Hal ini menjadi penyebab wacana Dewan Energi Nasional (DEN) akan merevisi target bauran EBT dari 23 persen menjadi 17-19 persen pada 2025.

Baca juga: Target Bauran EBT Harusnya Ditambah, Bukan Dikurangi

"Kalau sekarang kita mau mencapai 23 persen, itu artinya harus ngejar, harus berlari. Dari hitung-hitungan kami, untuk mencapai 23 persen, perlu menambah pembangkit listrik sekitar 10-11 giga watt (GW), itu yang perlu ditambah," ujar Fabby dalam webinar Pojok Energi-Sinyal "Edge" Transisi Energi, Rabu (7/2/2024).

Oleh sebab itu, Indonesia perlu memperbanyak mengurangi energi fosil dan mengganti dengan sumber energi baru dan terbarukan.

"Kalau kita ingin menaikkan bauran EBT 23 persen, kuncinya EBT ditambah, bauran energi fosilnya harus dikurangi," imbuh dia.

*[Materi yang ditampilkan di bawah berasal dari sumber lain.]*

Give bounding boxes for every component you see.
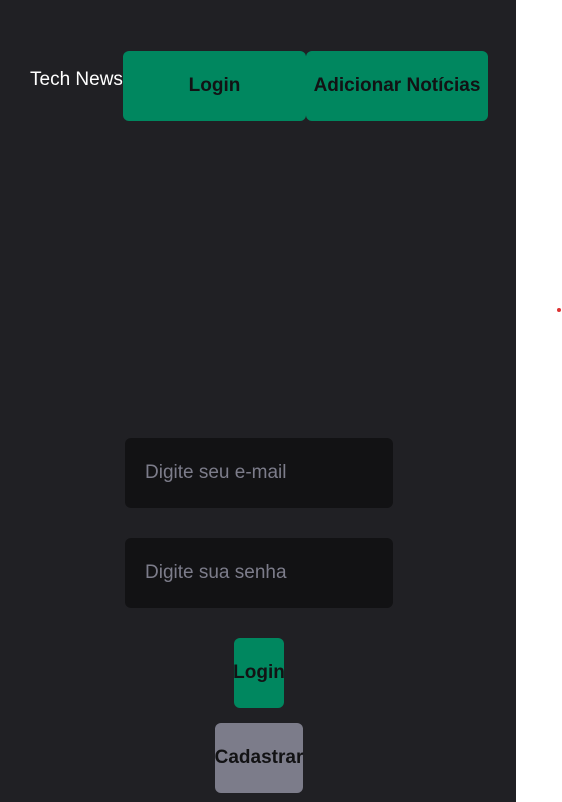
app-container: Tech News Login Adicionar Notícias Login… (0, 0, 516, 802)
header-login-button[interactable]: Login (123, 51, 306, 121)
password-field[interactable] (125, 538, 393, 608)
add-news-button[interactable]: Adicionar Notícias (306, 51, 488, 121)
red-dot-marker (557, 308, 561, 312)
register-button[interactable]: Cadastrar (215, 723, 303, 793)
brand-title: Tech News (30, 69, 123, 90)
login-submit-button[interactable]: Login (233, 638, 285, 708)
email-field[interactable] (125, 438, 393, 508)
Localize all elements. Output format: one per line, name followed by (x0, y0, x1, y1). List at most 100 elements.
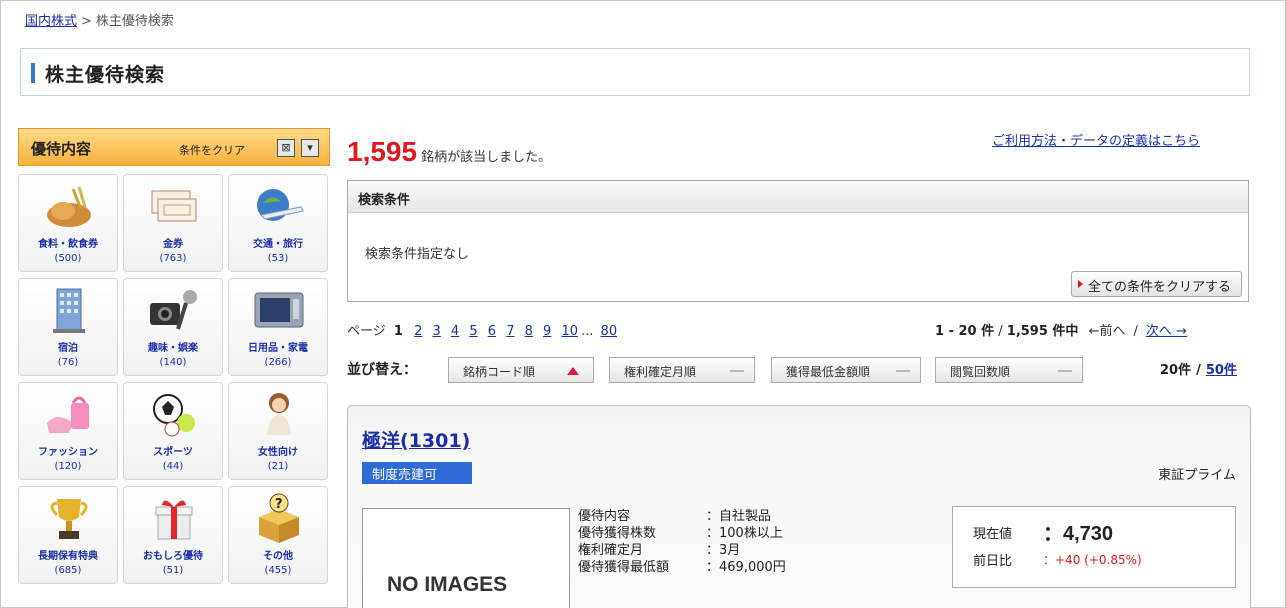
sort-by-code-button[interactable]: 銘柄コード順 (448, 357, 594, 383)
price-label: 現在値 (973, 527, 1013, 542)
category-label: 交通・旅行 (253, 239, 303, 250)
category-panel-header: 優待内容 条件をクリア ⊠ ▾ (18, 128, 330, 166)
margin-badge: 制度売建可 (362, 462, 472, 484)
category-travel[interactable]: 交通・旅行 (53) (228, 174, 328, 272)
pagination-label: ページ (347, 324, 386, 339)
category-label: 金券 (163, 239, 183, 250)
category-sports[interactable]: スポーツ (44) (123, 382, 223, 480)
category-women[interactable]: 女性向け (21) (228, 382, 328, 480)
sort-none-icon (730, 370, 744, 372)
sort-button-label: 権利確定月順 (624, 365, 697, 379)
bread-icon (47, 186, 91, 227)
price-box: 現在値 ：4,730 前日比 ：+40 (+0.85%) (952, 506, 1236, 588)
range-slash: / (1133, 324, 1138, 339)
category-unique[interactable]: おもしろ優待 (51) (123, 486, 223, 584)
pagination-page[interactable]: 5 (469, 324, 477, 339)
arrow-right-icon (1077, 280, 1083, 288)
collapse-icon[interactable]: ▾ (301, 139, 319, 157)
clear-all-conditions-button[interactable]: 全ての条件をクリアする (1070, 271, 1242, 297)
info-value: ：自社製品 (706, 509, 772, 524)
category-food[interactable]: 食料・飲食券 (500) (18, 174, 118, 272)
page-title: 株主優待検索 (45, 64, 166, 86)
category-count: (76) (57, 357, 79, 368)
question-box-icon: ? (259, 493, 299, 543)
category-count: (266) (264, 357, 292, 368)
info-row: 優待内容 ：自社製品 (578, 508, 786, 525)
category-hotel[interactable]: 宿泊 (76) (18, 278, 118, 376)
pagination-page[interactable]: 4 (451, 324, 459, 339)
pagination-page[interactable]: 3 (433, 324, 441, 339)
pagination-page[interactable]: 7 (506, 324, 514, 339)
page-title-box: 株主優待検索 (20, 48, 1250, 96)
pagination: ページ 1 2 3 4 5 6 7 8 9 10... 80 (347, 320, 620, 339)
search-conditions-heading: 検索条件 (348, 181, 1248, 213)
category-count: (21) (267, 461, 289, 472)
info-row: 優待獲得株数 ：100株以上 (578, 525, 786, 542)
no-image-placeholder: NO IMAGES (362, 508, 570, 608)
pagination-page[interactable]: 8 (525, 324, 533, 339)
breadcrumb-home-link[interactable]: 国内株式 (25, 14, 77, 29)
category-panel-title: 優待内容 (31, 140, 92, 158)
per-page-option[interactable]: 50件 (1206, 363, 1237, 378)
sort-asc-icon (567, 367, 579, 375)
category-hobby[interactable]: 趣味・娯楽 (140) (123, 278, 223, 376)
voucher-icon (151, 190, 197, 222)
pagination-page[interactable]: 6 (488, 324, 496, 339)
info-value: ：469,000円 (706, 560, 786, 575)
category-fashion[interactable]: ファッション (120) (18, 382, 118, 480)
result-card: 極洋(1301) 制度売建可 東証プライム NO IMAGES 優待内容 ：自社製… (347, 405, 1251, 608)
hotel-icon (53, 288, 85, 333)
info-row: 優待獲得最低額 ：469,000円 (578, 559, 786, 576)
expand-all-icon[interactable]: ⊠ (277, 139, 295, 157)
trophy-icon (50, 499, 88, 539)
stock-name-link[interactable]: 極洋(1301) (362, 426, 470, 453)
pagination-last[interactable]: 80 (601, 324, 618, 339)
microwave-icon (254, 292, 304, 328)
help-link[interactable]: ご利用方法・データの定義はこちら (992, 130, 1200, 149)
sort-by-month-button[interactable]: 権利確定月順 (609, 357, 755, 383)
per-page-slash: / (1196, 363, 1201, 378)
info-value: ：100株以上 (706, 526, 783, 541)
pagination-current: 1 (393, 324, 403, 339)
pagination-page[interactable]: 2 (414, 324, 422, 339)
clear-conditions-link[interactable]: 条件をクリア (179, 142, 245, 158)
category-count: (685) (54, 565, 82, 576)
breadcrumb-separator: > (81, 14, 92, 29)
sort-by-views-button[interactable]: 閲覧回数順 (935, 357, 1083, 383)
sort-none-icon (1058, 370, 1072, 372)
category-daily-goods[interactable]: 日用品・家電 (266) (228, 278, 328, 376)
pagination-page[interactable]: 10 (561, 324, 578, 339)
category-voucher[interactable]: 金券 (763) (123, 174, 223, 272)
info-key: 優待獲得最低額 (578, 560, 670, 575)
category-label: 女性向け (258, 447, 298, 458)
airplane-icon (257, 189, 304, 221)
pagination-page[interactable]: 9 (543, 324, 551, 339)
category-count: (763) (159, 253, 187, 264)
category-label: 長期保有特典 (38, 551, 98, 562)
category-count: (53) (267, 253, 289, 264)
sort-button-label: 閲覧回数順 (950, 365, 1011, 379)
fashion-bag-icon (47, 396, 89, 433)
sort-by-min-amount-button[interactable]: 獲得最低金額順 (771, 357, 921, 383)
category-label: 趣味・娯楽 (148, 343, 198, 354)
gift-icon (155, 500, 193, 540)
search-conditions-box: 検索条件 検索条件指定なし 全ての条件をクリアする (347, 180, 1249, 302)
result-range: 1 - 20 件 / 1,595 件中 ←前へ / 次へ → (935, 324, 1187, 339)
category-count: (51) (162, 565, 184, 576)
range-total: 1,595 件中 (1006, 324, 1079, 339)
category-count: (120) (54, 461, 82, 472)
next-page-link[interactable]: 次へ → (1146, 324, 1187, 339)
category-long-term[interactable]: 長期保有特典 (685) (18, 486, 118, 584)
breadcrumb: 国内株式 > 株主優待検索 (25, 10, 174, 29)
category-label: その他 (263, 551, 293, 562)
breadcrumb-current: 株主優待検索 (95, 14, 174, 29)
prev-page-label: ←前へ (1088, 324, 1126, 339)
no-image-text: NO IMAGES (387, 573, 508, 596)
search-conditions-text: 検索条件指定なし (365, 247, 470, 262)
info-key: 権利確定月 (578, 543, 644, 558)
svg-text:?: ? (275, 497, 283, 512)
title-accent-bar (31, 63, 35, 83)
category-count: (140) (159, 357, 187, 368)
category-other[interactable]: ? その他 (455) (228, 486, 328, 584)
woman-icon (267, 393, 291, 435)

Bangun pembangkit listrik dan dorong PLTS

Ia menyebut pihaknya optimis pemerintah dapat membangun lebih banyak lagi pembangkit listrik energi terbarukan. 

Fabby mengatakan, meski memakan waktu cukup lama, sudah ada beberapa proyek pembangkit listrik yang sejak dua hingga tiga tahun lalu kesulitan pendanaan. Dengan perbaikan pembiayaan, proyek tersebut bisa terus dikembangkan. 

"Kedua, yang harus dioptimalkan adalah PLTS (Pembangkit Listrik Tenaga Surya). Kenapa? Selain sumber energinya paling banyak di Indonesia, PLTS ini juga sangat fleksibel," terangnya.

PLTS dikatakan fleksibel karena dapat dipasang di berbagai tempat, seperti di atas atap, tanah, di atas air, bahkan di lahan pertanian. Selain itu, harganya juga semakin kompetitif.

Baca juga:

"Kalau hari ini sudah ada target 3,6 GW PLTS atap sebagai program strategis nasional sampai 2025, itu ditetapkan pada 2021, jadi kalau misalnya ini diakselerasi, luar biasa sekali," kata Fabby.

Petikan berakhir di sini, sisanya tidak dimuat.